Another interesting part of this is that, in both instances, other cops are literally around watching this shit happens and never say a fucking word. In one case there are three cops, in the other there are seven. They act like planting evidence is normal police work for them. This is disgusting. I've said it once and I'll say it a million times, one bad apple spoils the bunch. This phrase doesn't just mean that there is one bad apple, it means that one bad apple makes all of the goddamned apples bad, and this is the exact case we see in our police forces today.

The Baltimore PD has been dealing with issues for years, so much so that a 2016 US Department of Justice investigation uncovered widespread abuse in the department, saying:

“Racially disparate impact is present at every stage of [the Baltimore Police Department]’s enforcement actions, from the initial decision to stop individuals on Baltimore streets to searches, arrests, and uses of force. These racial disparities, along with evidence suggesting intentional discrimination, erode the community trust that is critical to effective policing.”

That DOJ investigation was prompted by the Freddy Gray case where 25-year-old Gray dies in April of 2015 after sustaining a spinal cord injury in police custody after being thrown into the back of a police van without a seatbelt, as required by department regulations. Every single one of the officers in that case either had their charges dropped or they were acquitted. 

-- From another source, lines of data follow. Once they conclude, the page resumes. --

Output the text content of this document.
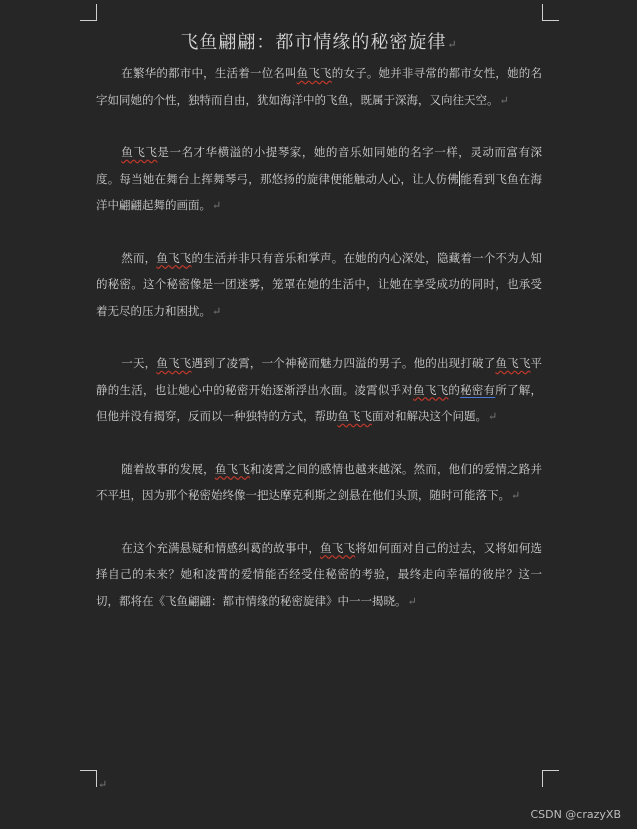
飞鱼翩翩：都市情缘的秘密旋律↵

在繁华的都市中，生活着一位名叫鱼飞飞的女子。她并非寻常的都市女性，她的名字如同她的个性，独特而自由，犹如海洋中的飞鱼，既属于深海，又向往天空。↵

鱼飞飞是一名才华横溢的小提琴家，她的音乐如同她的名字一样，灵动而富有深度。每当她在舞台上挥舞琴弓，那悠扬的旋律便能触动人心，让人仿佛能看到飞鱼在海洋中翩翩起舞的画面。↵

然而，鱼飞飞的生活并非只有音乐和掌声。在她的内心深处，隐藏着一个不为人知的秘密。这个秘密像是一团迷雾，笼罩在她的生活中，让她在享受成功的同时，也承受着无尽的压力和困扰。↵

一天，鱼飞飞遇到了凌霄，一个神秘而魅力四溢的男子。他的出现打破了鱼飞飞平静的生活，也让她心中的秘密开始逐渐浮出水面。凌霄似乎对鱼飞飞的秘密有所了解，但他并没有揭穿，反而以一种独特的方式，帮助鱼飞飞面对和解决这个问题。↵

随着故事的发展，鱼飞飞和凌霄之间的感情也越来越深。然而，他们的爱情之路并不平坦，因为那个秘密始终像一把达摩克利斯之剑悬在他们头顶，随时可能落下。↵

在这个充满悬疑和情感纠葛的故事中，鱼飞飞将如何面对自己的过去，又将如何选择自己的未来？她和凌霄的爱情能否经受住秘密的考验，最终走向幸福的彼岸？这一切，都将在《飞鱼翩翩：都市情缘的秘密旋律》中一一揭晓。↵

↵
CSDN @crazyXB
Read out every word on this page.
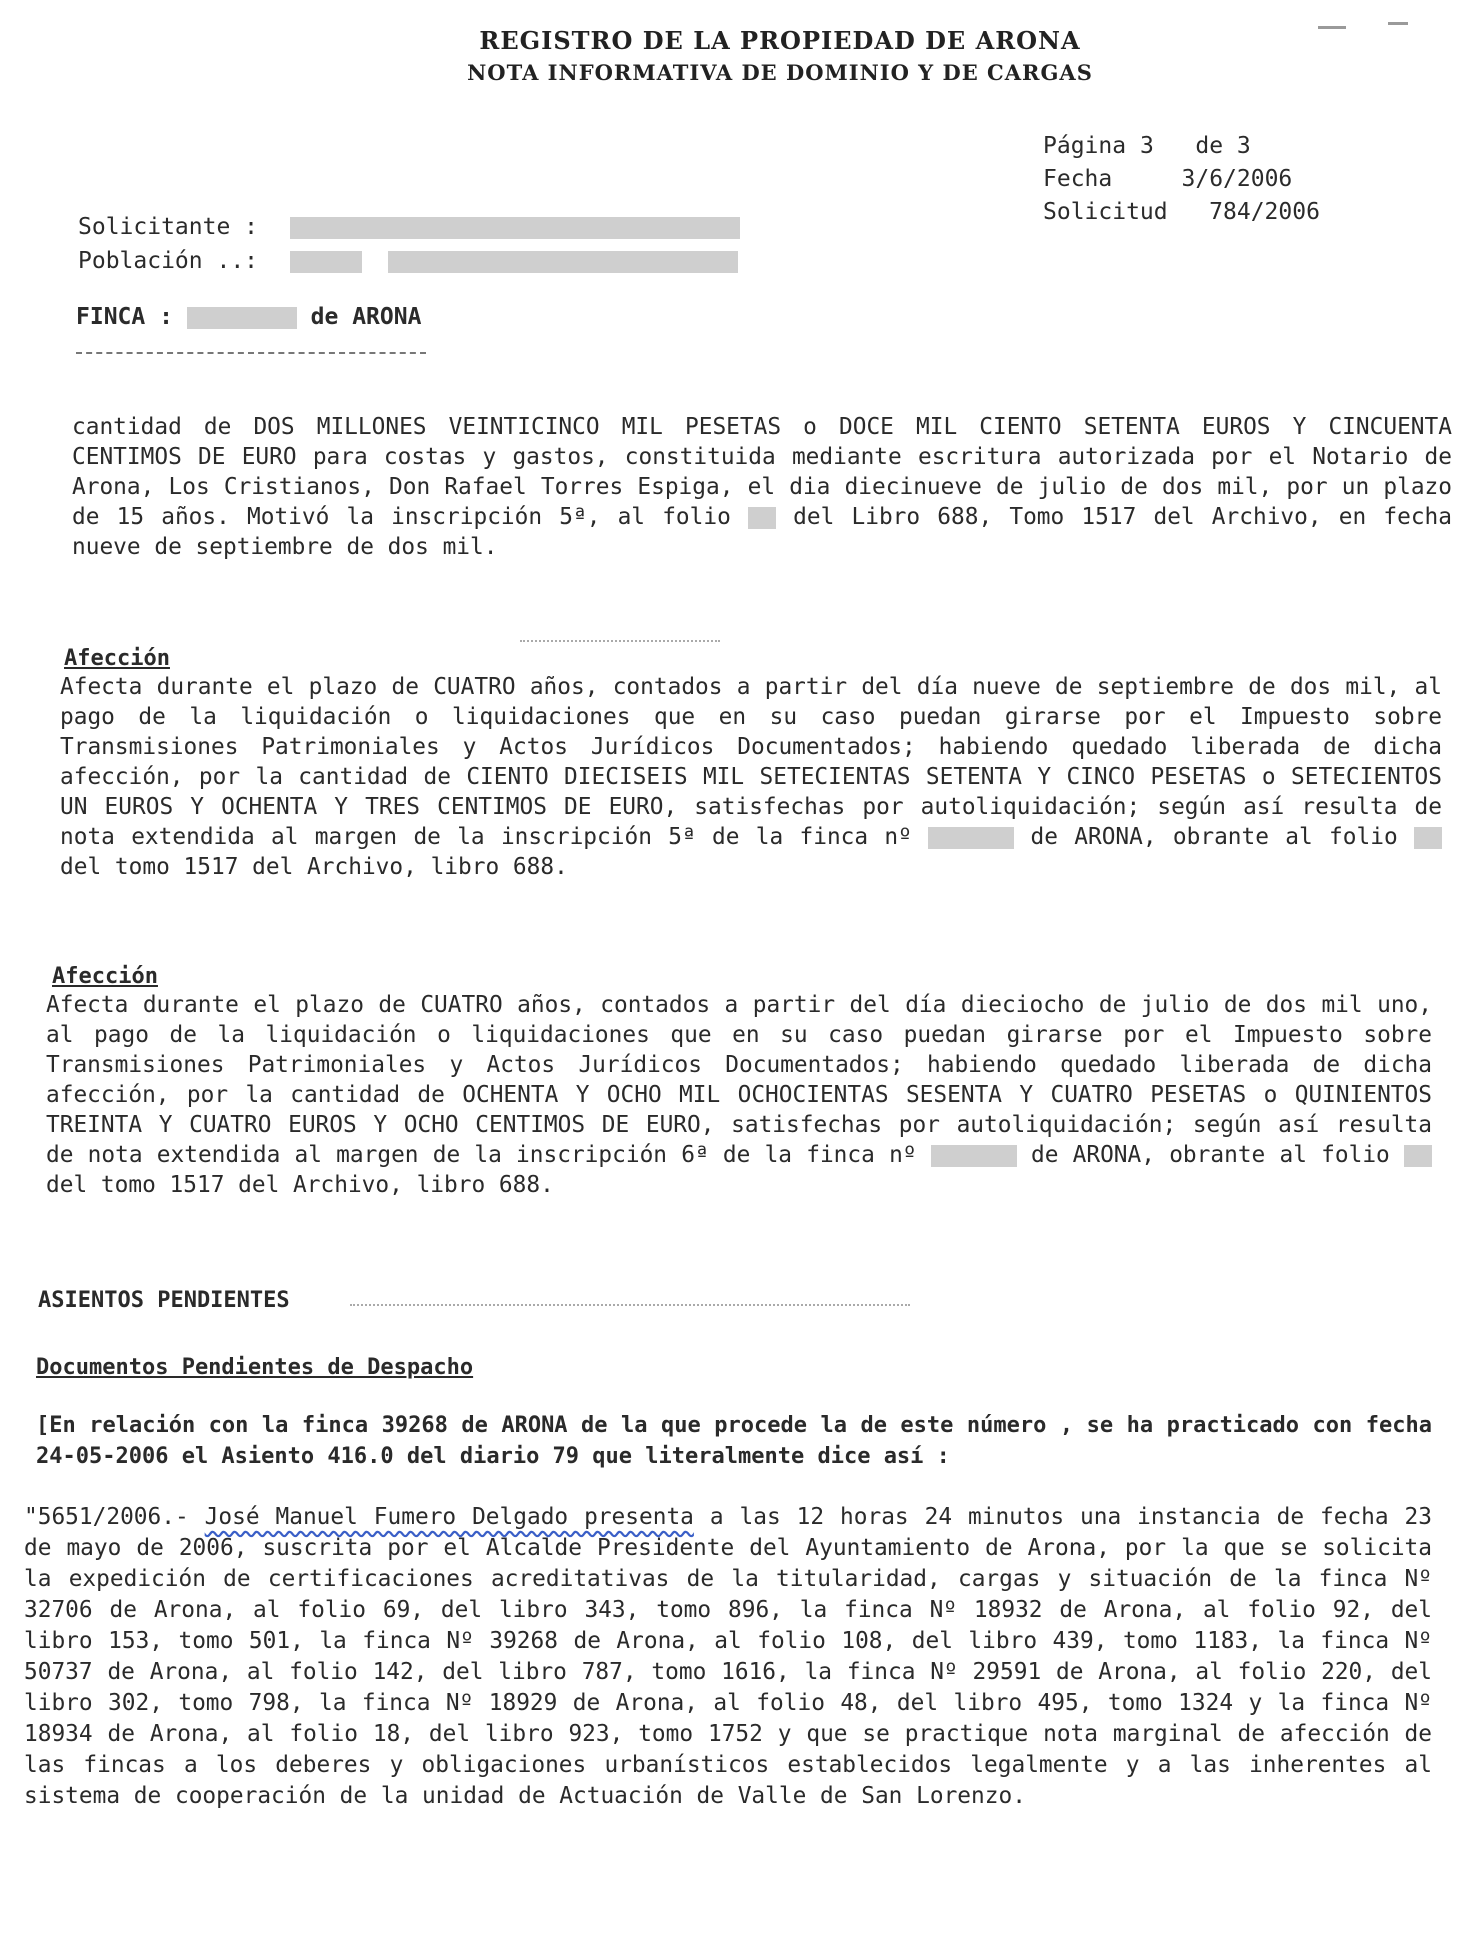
REGISTRO DE LA PROPIEDAD DE ARONA
NOTA INFORMATIVA DE DOMINIO Y DE CARGAS
Página 3 de 3
Fecha	3/6/2006
Solicitud 784/2006
Solicitante :
Población ..:
FINCA :	de ARONA
cantidad de DOS MILLONES VEINTICINCO MIL PESETAS o DOCE MIL CIENTO SETENTA EUROS Y CINCUENTA CENTIMOS DE EURO para costas y gastos, constituida mediante escritura autorizada por el Notario de Arona, Los Cristianos, Don Rafael Torres Espiga, el dia diecinueve de julio de dos mil, por un plazo de 15 años. Motivó la inscripción 5ª, al folio	del Libro 688, Tomo 1517 del Archivo, en fecha nueve de septiembre de dos mil.
Afección
Afecta durante el plazo de CUATRO años, contados a partir del día nueve de septiembre de dos mil, al pago de la liquidación o liquidaciones que en su caso puedan girarse por el Impuesto sobre Transmisiones Patrimoniales y Actos Jurídicos Documentados; habiendo quedado liberada de dicha afección, por la cantidad de CIENTO DIECISEIS MIL SETECIENTAS SETENTA Y CINCO PESETAS o SETECIENTOS UN EUROS Y OCHENTA Y TRES CENTIMOS DE EURO, satisfechas por autoliquidación; según así resulta de nota extendida al margen de la inscripción 5ª de la finca nº	de ARONA, obrante al folio  del tomo 1517 del Archivo, libro 688.
Afección
Afecta durante el plazo de CUATRO años, contados a partir del día dieciocho de julio de dos mil uno, al pago de la liquidación o liquidaciones que en su caso puedan girarse por el Impuesto sobre Transmisiones Patrimoniales y Actos Jurídicos Documentados; habiendo quedado liberada de dicha afección, por la cantidad de OCHENTA Y OCHO MIL OCHOCIENTAS SESENTA Y CUATRO PESETAS o QUINIENTOS TREINTA Y CUATRO EUROS Y OCHO CENTIMOS DE EURO, satisfechas por autoliquidación; según así resulta de nota extendida al margen de la inscripción 6ª de la finca nº	de ARONA, obrante al folio  del tomo 1517 del Archivo, libro 688.
ASIENTOS PENDIENTES
Documentos Pendientes de Despacho
[En relación con la finca 39268 de ARONA de la que procede la de este número , se ha practicado con fecha 24-05-2006 el Asiento 416.0 del diario 79 que literalmente dice así :
"5651/2006.- José Manuel Fumero Delgado presenta a las 12 horas 24 minutos una instancia de fecha 23 de mayo de 2006, suscrita por el Alcalde Presidente del Ayuntamiento de Arona, por la que se solicita la expedición de certificaciones acreditativas de la titularidad, cargas y situación de la finca Nº 32706 de Arona, al folio 69, del libro 343, tomo 896, la finca Nº 18932 de Arona, al folio 92, del libro 153, tomo 501, la finca Nº 39268 de Arona, al folio 108, del libro 439, tomo 1183, la finca Nº 50737 de Arona, al folio 142, del libro 787, tomo 1616, la finca Nº 29591 de Arona, al folio 220, del libro 302, tomo 798, la finca Nº 18929 de Arona, al folio 48, del libro 495, tomo 1324 y la finca Nº 18934 de Arona, al folio 18, del libro 923, tomo 1752 y que se practique nota marginal de afección de las fincas a los deberes y obligaciones urbanísticos establecidos legalmente y a las inherentes al sistema de cooperación de la unidad de Actuación de Valle de San Lorenzo.
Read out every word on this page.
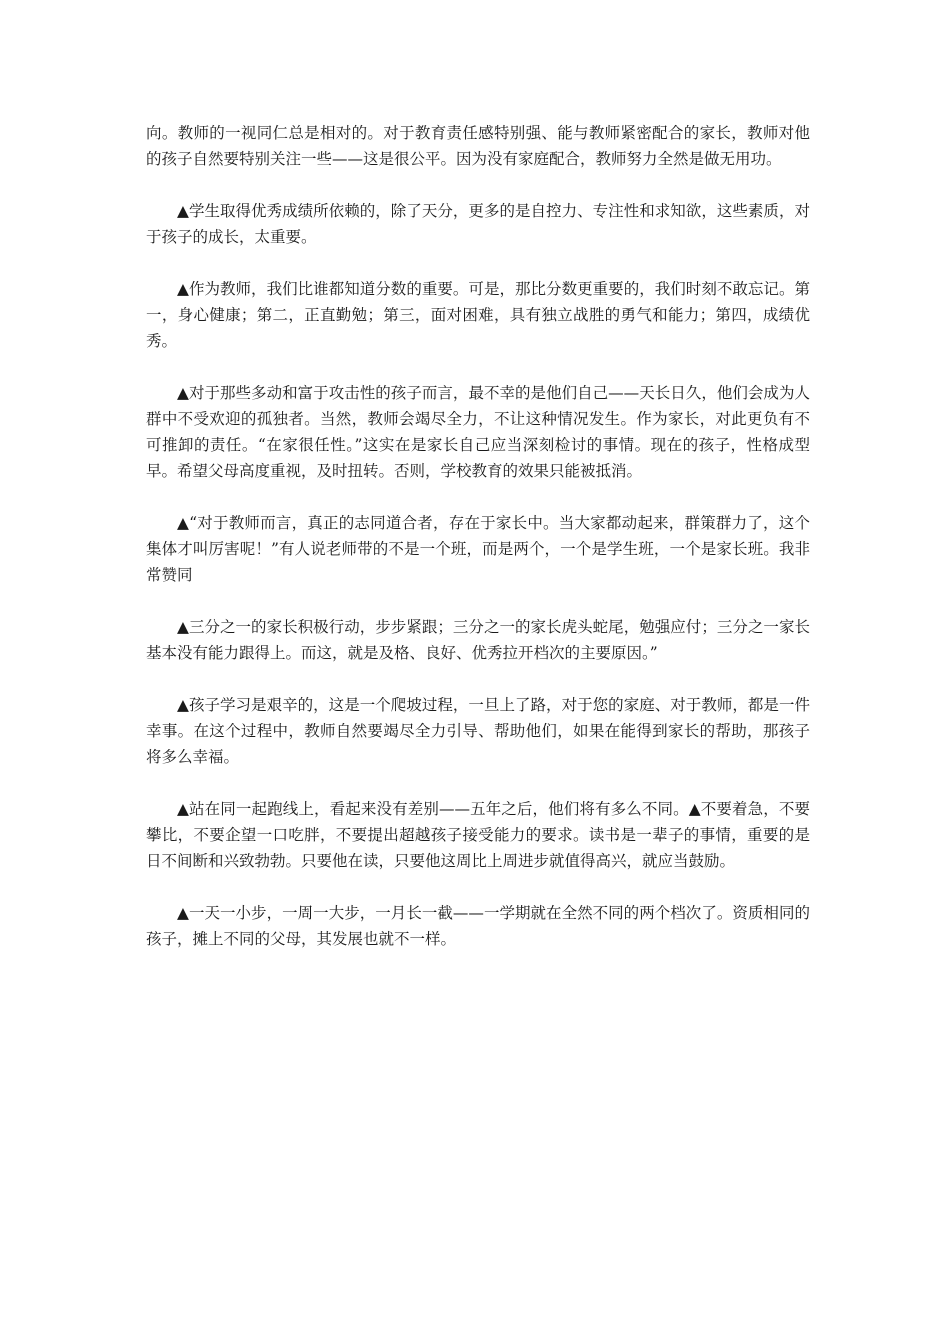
向。教师的一视同仁总是相对的。对于教育责任感特别强、能与教师紧密配合的家长，教师对他的孩子自然要特别关注一些——这是很公平。因为没有家庭配合，教师努力全然是做无用功。

▲学生取得优秀成绩所依赖的，除了天分，更多的是自控力、专注性和求知欲，这些素质，对于孩子的成长，太重要。

▲作为教师，我们比谁都知道分数的重要。可是，那比分数更重要的，我们时刻不敢忘记。第一，身心健康；第二，正直勤勉；第三，面对困难，具有独立战胜的勇气和能力；第四，成绩优秀。

▲对于那些多动和富于攻击性的孩子而言，最不幸的是他们自己——天长日久，他们会成为人群中不受欢迎的孤独者。当然，教师会竭尽全力，不让这种情况发生。作为家长，对此更负有不可推卸的责任。“在家很任性。”这实在是家长自己应当深刻检讨的事情。现在的孩子，性格成型早。希望父母高度重视，及时扭转。否则，学校教育的效果只能被抵消。

▲“对于教师而言，真正的志同道合者，存在于家长中。当大家都动起来，群策群力了，这个集体才叫厉害呢！”有人说老师带的不是一个班，而是两个，一个是学生班，一个是家长班。我非常赞同

▲三分之一的家长积极行动，步步紧跟；三分之一的家长虎头蛇尾，勉强应付；三分之一家长基本没有能力跟得上。而这，就是及格、良好、优秀拉开档次的主要原因。”

▲孩子学习是艰辛的，这是一个爬坡过程，一旦上了路，对于您的家庭、对于教师，都是一件幸事。在这个过程中，教师自然要竭尽全力引导、帮助他们，如果在能得到家长的帮助，那孩子将多么幸福。

▲站在同一起跑线上，看起来没有差别——五年之后，他们将有多么不同。▲不要着急，不要攀比，不要企望一口吃胖，不要提出超越孩子接受能力的要求。读书是一辈子的事情，重要的是日不间断和兴致勃勃。只要他在读，只要他这周比上周进步就值得高兴，就应当鼓励。

▲一天一小步，一周一大步，一月长一截——一学期就在全然不同的两个档次了。资质相同的孩子，摊上不同的父母，其发展也就不一样。
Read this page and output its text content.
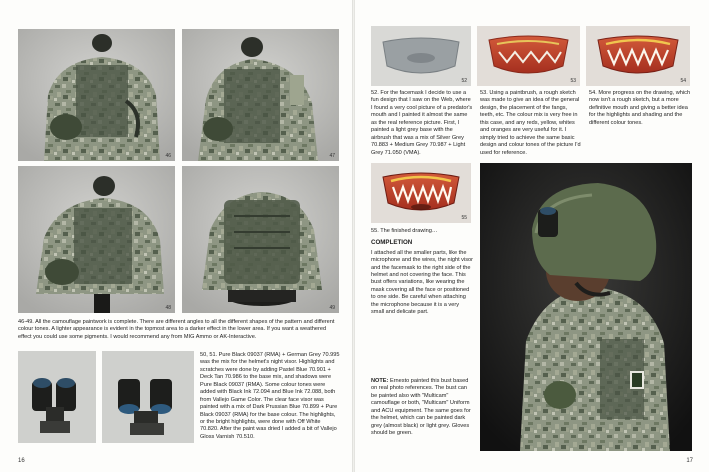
46	47
48	49

46-49. All the camouflage paintwork is complete. There are different angles to all the different shapes of the pattern and different colour tones. A lighter appearance is evident in the topmost area to a darker effect in the lower area. If you want a weathered effect you could use some pigments. I would recommend any from MIG Ammo or AK-Interactive.

50, 51. Pure Black 09037 (RMA) + German Grey 70.995 was the mix for the helmet's night visor. Highlights and scratches were done by adding Pastel Blue 70.901 + Deck Tan 70.986 to the base mix, and shadows were Pure Black 09037 (RMA). Some colour tones were added with Black Ink 72.094 and Blue Ink 72.088, both from Vallejo Game Color. The clear face visor was painted with a mix of Dark Prussian Blue 70.899 + Pure Black 09037 (RMA) for the base colour. The highlights, or the bright highlights, were done with Off White 70.820. After the paint was dried I added a bit of Vallejo Gloss Varnish 70.510.

16
52	53	54

52. For the facemask I decide to use a fun design that I saw on the Web, where I found a very cool picture of a predator's mouth and I painted it almost the same as the real reference picture. First, I painted a light grey base with the airbrush that was a mix of Silver Grey 70.883 + Medium Grey 70.987 + Light Grey 71.050 (VMA).

53. Using a paintbrush, a rough sketch was made to give an idea of the general design, the placement of the fangs, teeth, etc. The colour mix is very free in this case, and any reds, yellow, whites and oranges are very useful for it. I simply tried to achieve the same basic design and colour tones of the picture I'd used for reference.

54. More progress on the drawing, which now isn't a rough sketch, but a more definitive mouth and giving a better idea for the highlights and shading and the different colour tones.

55

55. The finished drawing…

COMPLETION

I attached all the smaller parts, like the microphone and the wires, the night visor and the facemask to the right side of the helmet and not covering the face. This bust offers variations, like wearing the mask covering all the face or positioned to one side. Be careful when attaching the microphone because it is a very small and delicate part.

NOTE: Ernesto painted this bust based on real photo references. The bust can be painted also with "Multicam" camouflage or both, "Multicam" Uniform and ACU equipment. The same goes for the helmet, which can be painted dark grey (almost black) or light grey. Gloves should be green.

17
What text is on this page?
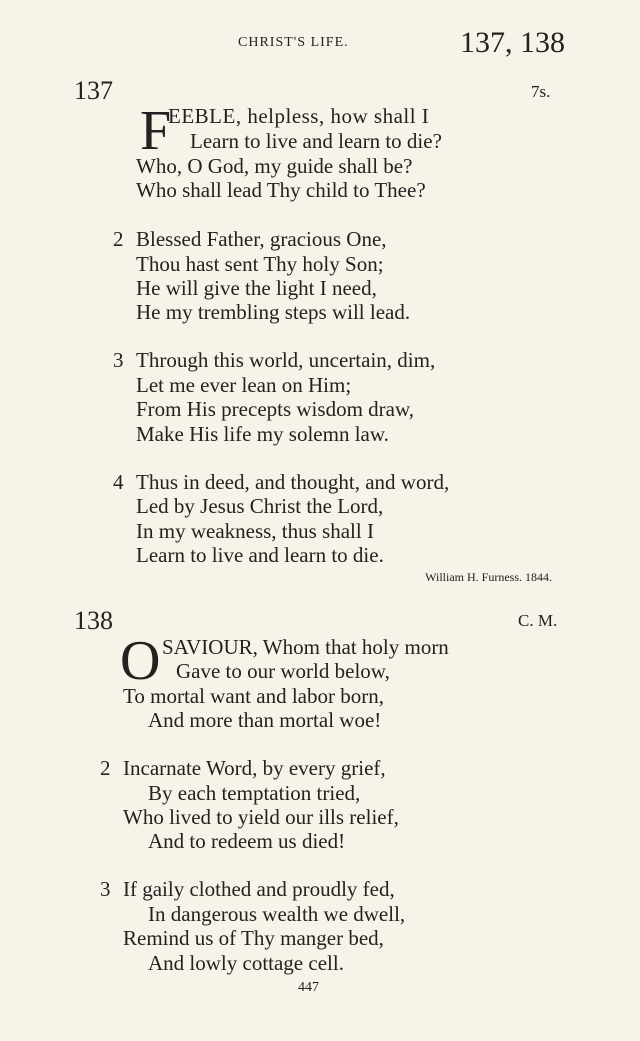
CHRIST'S LIFE.	137, 138
137	7s.
F
EEBLE, helpless, how shall I
Learn to live and learn to die?
Who, O God, my guide shall be?
Who shall lead Thy child to Thee?
2 Blessed Father, gracious One,
Thou hast sent Thy holy Son;
He will give the light I need,
He my trembling steps will lead.
3 Through this world, uncertain, dim,
Let me ever lean on Him;
From His precepts wisdom draw,
Make His life my solemn law.
4 Thus in deed, and thought, and word,
Led by Jesus Christ the Lord,
In my weakness, thus shall I
Learn to live and learn to die.
William H. Furness. 1844.
138	C. M.
O SAVIOUR, Whom that holy morn
Gave to our world below,
To mortal want and labor born,
And more than mortal woe!
2 Incarnate Word, by every grief,
By each temptation tried,
Who lived to yield our ills relief,
And to redeem us died!
3 If gaily clothed and proudly fed,
In dangerous wealth we dwell,
Remind us of Thy manger bed,
And lowly cottage cell.
447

The only thing that can be done with a bunch of rotten apples is to dump them. We need to dump government police forces and replace them with private organizations that are paid for directly from who the consumer should be, not politicians but you and me. Organizations like the Detroit Threat Management Center and other private security groups proves that it can happen. As a matter of a fact, there are more people employed in private security today than there are in government police forces. The problem is that the government wants to keep their monopoly on force as much as possible. My answer to that is Smash the State.